Disadvantages: comics seem to arrive with a lot of cultural baggage; most of the audience bring their expectations of what a comic should or shouldn’t be. Sadly I find this is still the case, in spite of all the so-called advances that have taken place in the last 25 years.

3) What's one of your favourite own creations - and please could you explain why you like this one so much?

I love them all. My characters are all real to me! I like my creations because they fulfil me. The best moments are where I succeed in forging a direct link from heart to eye to brain, and then to paper. This happens rarely, and in flashes, so it’s really just a few panels I’m talking about. I like these panels when they mystify me, where I don’t know where they come from.

What words do you like to see associated with you?

Generous, creative, productive. I hope to be remembered as an artist who left enough room for the reader to breathe and be themselves.

Why are you so attracted to the idea of telling Primitif's story - I know this is something you have been doing for two decades now.

Because, like all of my characters, I really don’t know what he will do next. It’s the excitement that’s attractive. The most recent story, was literally revealed to me in nightly episodes as I lay in bed scribbling on a pad. I wasn’t sure what was going on with Primitif then; I’m still not entirely clear now. I also like to find new ways to draw familiar characters; how can I make them look new, yet still recognisable? That’s always a fascinating challenge.

4) Please could you tell me a little about where you're from/something about previous and current creations?

I was born in Liverpool. Ever since I could remember I have liked stories and pictures, and I’ve been drawing since a very early age. I went to art college in Coventry, and made sculptures, screenprints, paintings, drawings, and super 8mm films. After art college, I did self-published comics for about eight years. There’s a full list of everything I ever wrote, drew and published on my website.
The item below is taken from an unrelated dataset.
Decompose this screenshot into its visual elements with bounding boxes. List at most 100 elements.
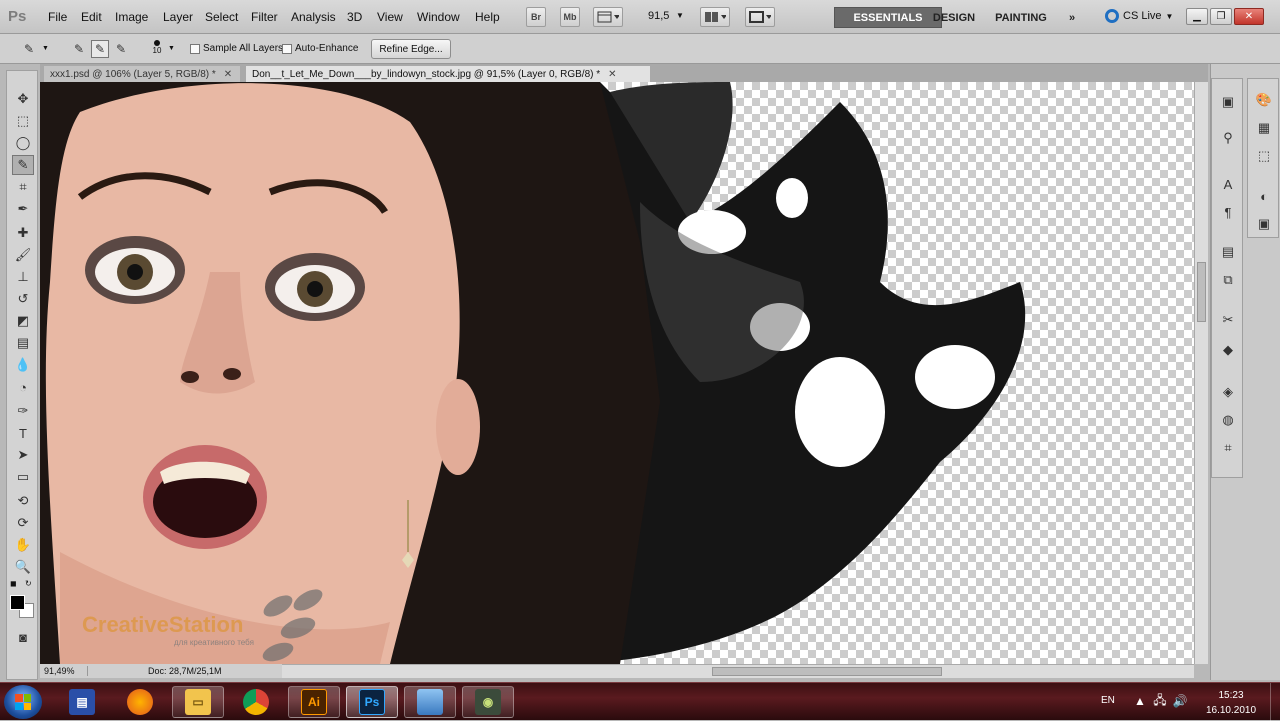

Current creations: I mentioned above the drawings I put in The Sound Projector. They’re not comic strips; these are collage drawings, concocted out of a combination of pencil, ink, crayon, paint, and assembled with scissors, glue, and torn paper. Sometimes they’re enhanced slightly in Photoshop afterwards. Often I combine two or three drawings that aren’t working, and make one drawing that does work out of all the debris. Then I scrawl further marks on top of it, making connections, bringing out the core shapes and hidden elements. Then I might tear it to pieces again and paste it onto a larger sheet of paper. I’ve been working this way for a few years now. I like the way that the results often surprise me, and something that starts off as a bird or a tree or a face can change into something completely different.

5) A favourite comic book artist currently working - and why.

To be honest I’m out of touch with current comic book artists. I like a lot of the artists showcased in the Kramers Ergot compilations, although I’m not sure if they’re good comics or good stories or good art. In fact I’m not sure what they’re doing in some cases, but it’s certainly intriguing and enjoyable. They seem to short-circuit common sense, and I like that.